Com o ingrediente a mais da crise econômica, a única coisa certa até agora é que o primeiro a perder será o mercado de locação de imóveis comerciais. O baque que o setor já sofreu poderá se tornar permanente. Uma pesquisa inédita da consultoria Cushman & Wakefield, especializada em imóveis corporativos, mostra que 30% de mais de 200 grandes empresas pretendem diminuir o espaço físico dos escritórios. Dados da Apsa, uma das maiores administradoras de imóveis no Rio, corroboram essa tendência. No segundo trimestre havia 15 mil salas, lojas e galpões desocupados, um aumento de 50% no estoque na comparação com o primeiro trimestre. Muitos deles são imóveis de até 50 metros quadrados.
Até mesmo nas ruas mais disputadas do eixo Rio-SP, a expectativa é que o burburinho se traduza em mudança nas estatísticas já no terceiro trimestre. É o caso da Faria Lima, em São Paulo, e de ruas centrais do Rio, que contam com contratos longos, com multas altas em caso de rescisão, o que faz o inquilino só devolver o imóvel diante da certeza de uma mudança definitiva de cenário. “A Faria Lima tem uma vacância baixíssima, em torno de 2,6%. Se a empresa decidir desocupar o escritório e depois perceber que foi uma decisão errada, poderá não encontrar mais vaga”, explicou Felipe Robert Giuliano, diretor de locação da CBRE, empresa que atua no mercado imobiliário.

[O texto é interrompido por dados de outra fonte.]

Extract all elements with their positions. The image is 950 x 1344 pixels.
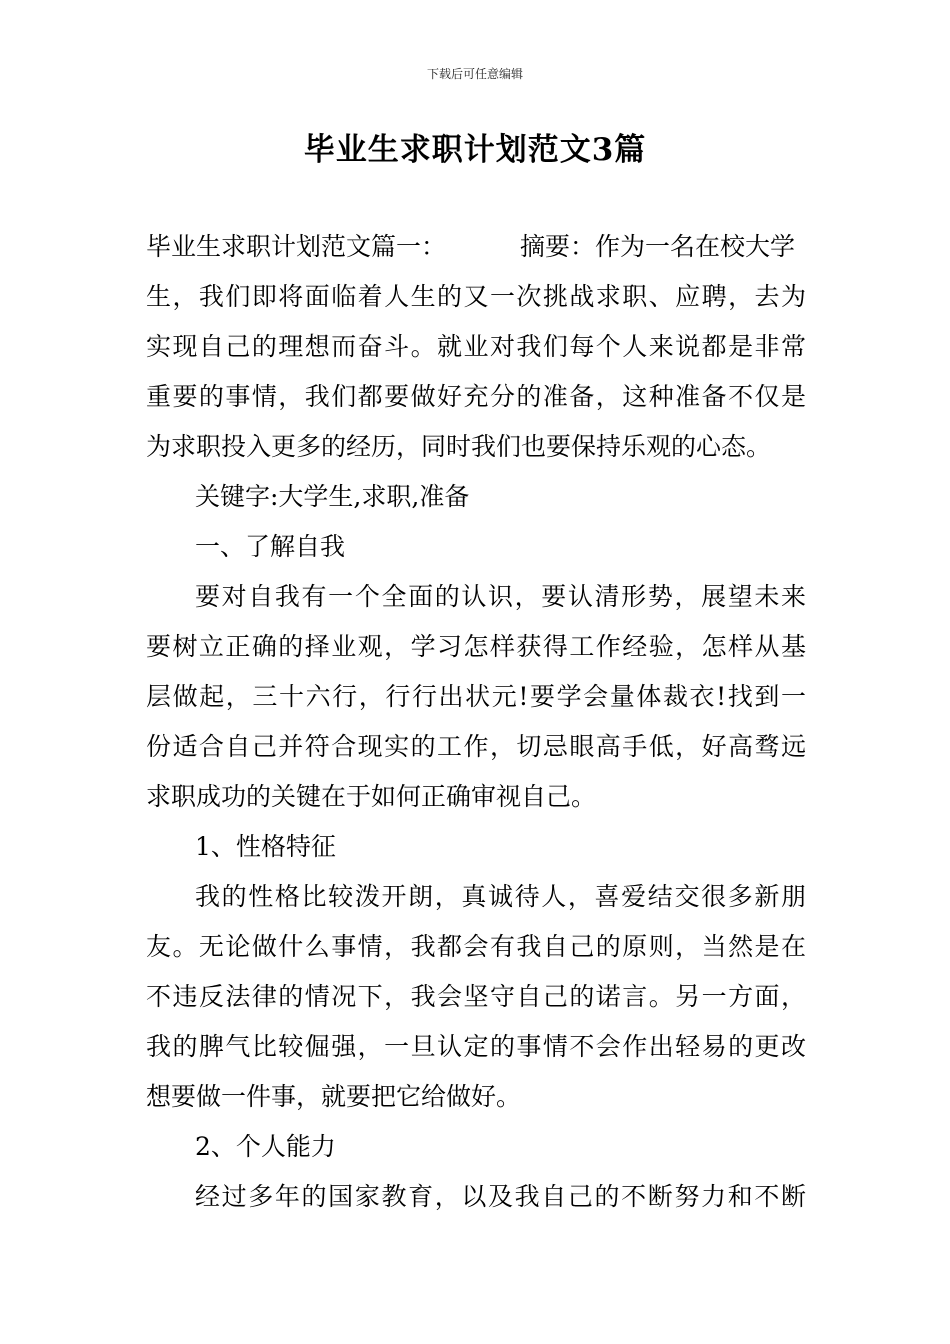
paragraph-line: 层做起，三十六行，行行出状元!要学会量体裁衣!找到一 — [146, 682, 806, 711]
subsection-heading: 2、个人能力 — [195, 1132, 336, 1161]
subsection-heading: 1、性格特征 — [195, 832, 336, 861]
paragraph-line: 经过多年的国家教育，以及我自己的不断努力和不断 — [195, 1182, 806, 1211]
section-label: 毕业生求职计划范文篇一： — [146, 232, 447, 261]
paragraph-line: 份适合自己并符合现实的工作，切忌眼高手低，好高骛远 — [146, 732, 806, 761]
section-heading: 一、了解自我 — [195, 532, 346, 561]
paragraph-line: 求职成功的关键在于如何正确审视自己。 — [146, 782, 597, 811]
intro-line — [146, 230, 806, 264]
document-title: 毕业生求职计划范文3篇 — [303, 132, 647, 168]
paragraph-line: 要对自我有一个全面的认识，要认清形势，展望未来 — [195, 582, 806, 611]
paragraph-line: 我的性格比较泼开朗，真诚待人，喜爱结交很多新朋 — [195, 882, 806, 911]
paragraph-line: 要树立正确的择业观，学习怎样获得工作经验，怎样从基 — [146, 632, 806, 661]
abstract-start: 摘要：作为一名在校大学 — [520, 232, 796, 261]
paragraph-line: 重要的事情，我们都要做好充分的准备，这种准备不仅是 — [146, 382, 806, 411]
paragraph-line: 实现自己的理想而奋斗。就业对我们每个人来说都是非常 — [146, 332, 806, 361]
paragraph-line: 为求职投入更多的经历，同时我们也要保持乐观的心态。 — [146, 432, 772, 461]
page-header-note: 下载后可任意编辑 — [426, 67, 523, 81]
paragraph-line: 不违反法律的情况下，我会坚守自己的诺言。另一方面， — [146, 982, 806, 1011]
paragraph-line: 友。无论做什么事情，我都会有我自己的原则，当然是在 — [146, 932, 806, 961]
paragraph-line: 想要做一件事，就要把它给做好。 — [146, 1082, 522, 1111]
paragraph-line: 生，我们即将面临着人生的又一次挑战求职、应聘，去为 — [146, 282, 806, 311]
paragraph-line: 我的脾气比较倔强，一旦认定的事情不会作出轻易的更改 — [146, 1032, 806, 1061]
keywords-line: 关键字:大学生,求职,准备 — [195, 482, 470, 511]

A baixa vacância, contudo, ainda não contempla a saída da XP do centro financeiro paulistano. A empresa, que ocupa dois prédios de 30 andares na região, determinou home office definitivo e manterá apenas uma base na Faria Lima para receber alguns clientes. Uma pesquisa da Mercer, uma das maiores consultorias na área de recursos humanos no país, com mais de 200 grandes empresas, adianta o que pode ser o impacto do home office para o setor imobiliário. O levantamento constatou que 13% das empresas pretendem deixar em média 44% do pessoal trabalhando em casa permanentemente. E 85% delas vão permitir o home office opcional. “A grande maioria (97%) foi bem-sucedida com home office”, disse Antonio Salvador, da Mercer.

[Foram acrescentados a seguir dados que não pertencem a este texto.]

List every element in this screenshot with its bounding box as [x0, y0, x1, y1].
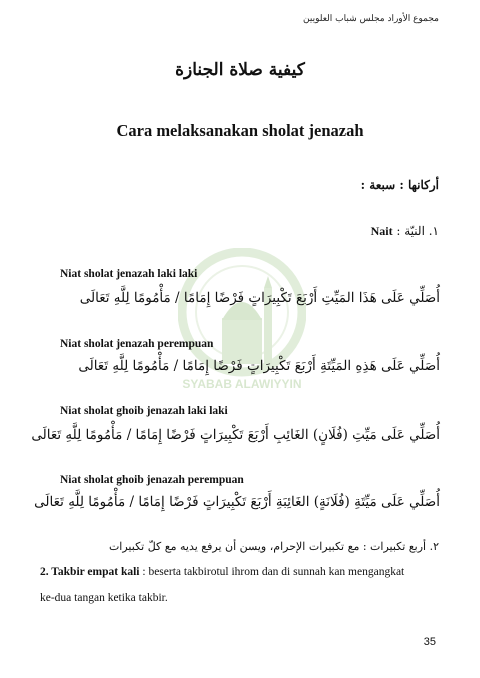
watermark-minaret-top	[264, 276, 272, 288]
page-title-arabic: كيفية صلاة الجنازة	[175, 60, 305, 80]
niat-heading-4: Niat sholat ghoib jenazah perempuan	[60, 474, 244, 486]
niat-arabic-3: أُصَلِّي عَلَى مَيِّتِ (فُلَانٍ) الغَائِبِ أَرْبَعَ تَكْبِيرَاتٍ فَرْضًا إِمَامًا / مَأْمُومًا لِلَّهِ تَعَالَى	[31, 427, 440, 443]
nait-heading	[371, 224, 439, 239]
page-number: 35	[423, 636, 436, 648]
niat-arabic-2: أُصَلِّي عَلَى هَذِهِ المَيِّتَةِ أَرْبَعَ تَكْبِيرَاتٍ فَرْضًا إِمَامًا / مَأْمُومًا لِلَّهِ تَعَالَى	[78, 358, 440, 374]
niat-arabic-1: أُصَلِّي عَلَى هَذَا المَيِّتِ أَرْبَعَ تَكْبِيرَاتٍ فَرْضًا إِمَامًا / مَأْمُومًا لِلَّهِ تَعَالَى	[79, 290, 440, 306]
point2-latin-bold: 2. Takbir empat kali	[40, 566, 140, 578]
point2-latin-line1	[40, 566, 442, 578]
nait-latin: Nait	[370, 224, 393, 238]
niat-heading-2: Niat sholat jenazah perempuan	[60, 338, 214, 350]
point2-latin-line2: ke-dua tangan ketika takbir.	[40, 592, 168, 604]
nait-arabic: ١. النيّة :	[396, 224, 439, 238]
point2-arabic: ٢. أربع تكبيرات : مع تكبيرات الإحرام، ويسن أن يرفع يديه مع كلّ تكبيرات	[108, 540, 439, 553]
niat-arabic-4: أُصَلِّي عَلَى مَيِّتَةِ (فُلَانَةٍ) الغَائِبَةِ أَرْبَعَ تَكْبِيرَاتٍ فَرْضًا إِمَامًا / مَأْمُومًا لِلَّهِ تَعَالَى	[34, 494, 440, 510]
arkan-heading: أركانها : سبعة :	[360, 178, 439, 192]
niat-heading-1: Niat sholat jenazah laki laki	[60, 268, 198, 280]
niat-heading-3: Niat sholat ghoib jenazah laki laki	[60, 405, 228, 417]
point2-latin-rest: : beserta takbirotul ihrom dan di sunnah kan mengangkat	[139, 566, 405, 578]
watermark-text: SYABAB ALAWIYYIN	[182, 377, 302, 391]
running-header: مجموع الأوراد مجلس شباب العلويين	[303, 14, 439, 24]
page-title-latin: Cara melaksanakan sholat jenazah	[116, 121, 364, 140]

Se pudesse escolher, Leandro Brusque trabalharia em casa. Gerente da Ocyan, empresa da área de petróleo e gás, com escritórios no centro do Rio, ganhou tempo com a mudança na rotina. A empresa vai colocar 50% do pessoal em casa, com os funcionários se revezando no escritório. Morador de Niterói, Brusque levava uma hora e meia para chegar ao trabalho. “Com mais tempo livre, consegui ler, organizar as lembranças de família, escanear documentos”, disse. O esquema de revezamento, além de agradar a Brusque, também se mostra mais versátil para um futuro incerto sobre o qual muitos preferem não pensar: a ideia de que, nos próximos meses — e até anos —, enquanto a vacina não for acessível a todos, a pandemia possa voltar a crescer, à medida que o distanciamento social diminuir. “Esse processo deve ser lento e gradual, porque a transmissão aumenta facilmente se houver muitas pessoas na rua. Até termos um tratamento ou vacina, nós viveremos no fio da navalha o tempo inteiro, abrindo e fechando os negócios”, disse Carlos Machado de Freitas, da Fiocruz.

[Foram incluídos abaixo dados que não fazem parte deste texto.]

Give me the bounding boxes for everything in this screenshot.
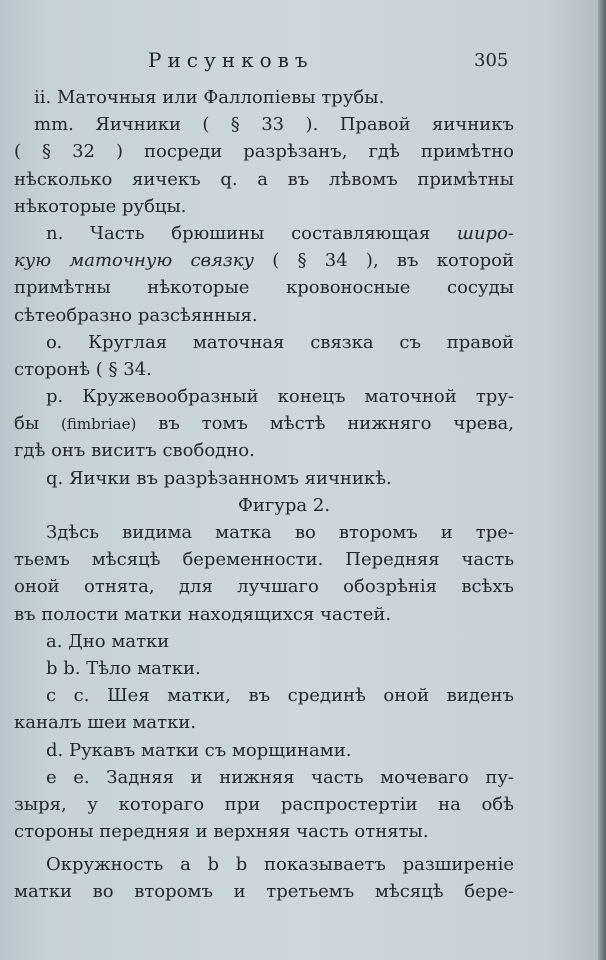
text-line: q. Яички въ разрѣзанномъ яичникѣ. [46,467,392,489]
text-line: c c. Шея матки, въ срединѣ оной виденъ [46,685,514,707]
text-line: въ полости матки находящихся частей. [14,603,392,625]
text-line [14,410,514,437]
text-line: каналъ шеи матки. [14,712,197,734]
text-line: mm. Яичники ( § 33 ). Правой яичникъ [34,114,514,136]
text-line: примѣтны нѣкоторые кровоносные сосуды [14,277,514,299]
text-line: гдѣ онъ виситъ свободно. [14,440,255,462]
text-line [14,247,514,274]
text-line: o. Круглая маточная связка съ правой [46,331,514,353]
body-text [14,84,514,906]
text-run: ( § 34 ), въ которой [253,250,514,272]
figure-heading: Фигура 2. [237,494,331,516]
text-line: сѣтеобразно разсѣянныя. [14,304,258,326]
italic-run: кую маточную связку [14,250,254,272]
text-line: стороны передняя и верхняя часть отняты. [14,821,429,843]
text-line: p. Кружевообразный конецъ маточной тру- [46,386,514,408]
text-line: зыря, у котораго при распростертіи на обѣ [14,793,514,815]
text-line: ii. Маточныя или Фаллопіевы трубы. [34,87,385,108]
text-line: e e. Задняя и нижняя часть мочеваго пу- [46,766,514,788]
page-number: 305 [474,50,509,71]
text-run: n. Часть брюшины составляющая [46,222,457,244]
page-header [0,48,606,78]
text-line: тьемъ мѣсяцѣ беременности. Передняя часть [14,549,514,571]
text-line: оной отнята, для лучшаго обозрѣнія всѣхъ [14,576,514,598]
running-head: Рисунковъ [148,48,314,72]
text-line: сторонѣ ( § 34. [14,358,152,380]
text-line: нѣкоторые рубцы. [14,195,187,217]
text-line: a. Дно матки [46,630,170,652]
text-line: ( § 32 ) посреди разрѣзанъ, гдѣ примѣтно [14,141,514,163]
text-line: Окружность a b b показываетъ разширеніе [46,854,514,876]
text-line [14,220,514,247]
text-line: матки во второмъ и третьемъ мѣсяцѣ бере- [14,881,514,903]
text-line: d. Рукавъ матки съ морщинами. [46,739,352,761]
text-run: въ томъ мѣстѣ нижняго чрева, [136,413,514,435]
text-line: b b. Тѣло матки. [46,657,201,679]
latin-run: (fimbriae) [61,415,137,434]
text-run: бы [14,413,62,435]
italic-run: широ- [456,222,514,244]
page-edge-shadow [598,0,606,960]
text-line: нѣсколько яичекъ q. а въ лѣвомъ примѣтны [14,168,514,190]
text-line: Здѣсь видима матка во второмъ и тре- [46,522,514,543]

O especialista avalia que o momento não é o mais adequado para a volta à normalidade, em razão dos números ainda elevados de infectados pelo Brasil. Machado apontou que a sensação de que o país possa ter atingido seu “platô” — ou seja, quando há uma estabilidade entre o número de novos casos e o de novas mortes — esconderia uma leitura mais cética dos números. Segundo ele, uma análise mais aprofundada revela que muitas cidades “estacionaram” em uma média elevada de casos e mantêm uma alta taxa de leitos de UTI ocupados. Desta forma, uma nova onda de infecções provocaria rapidamente a falência do sistema hospitalar. Diante de tantas incertezas, a imprevisibilidade continua sendo a palavra de ordem da pandemia. Empresas que conseguirem criar modelos mais dinâmicos e retráteis de retomada, mantendo os protocolos de segurança, tendem a navegar melhor nesses novos mares.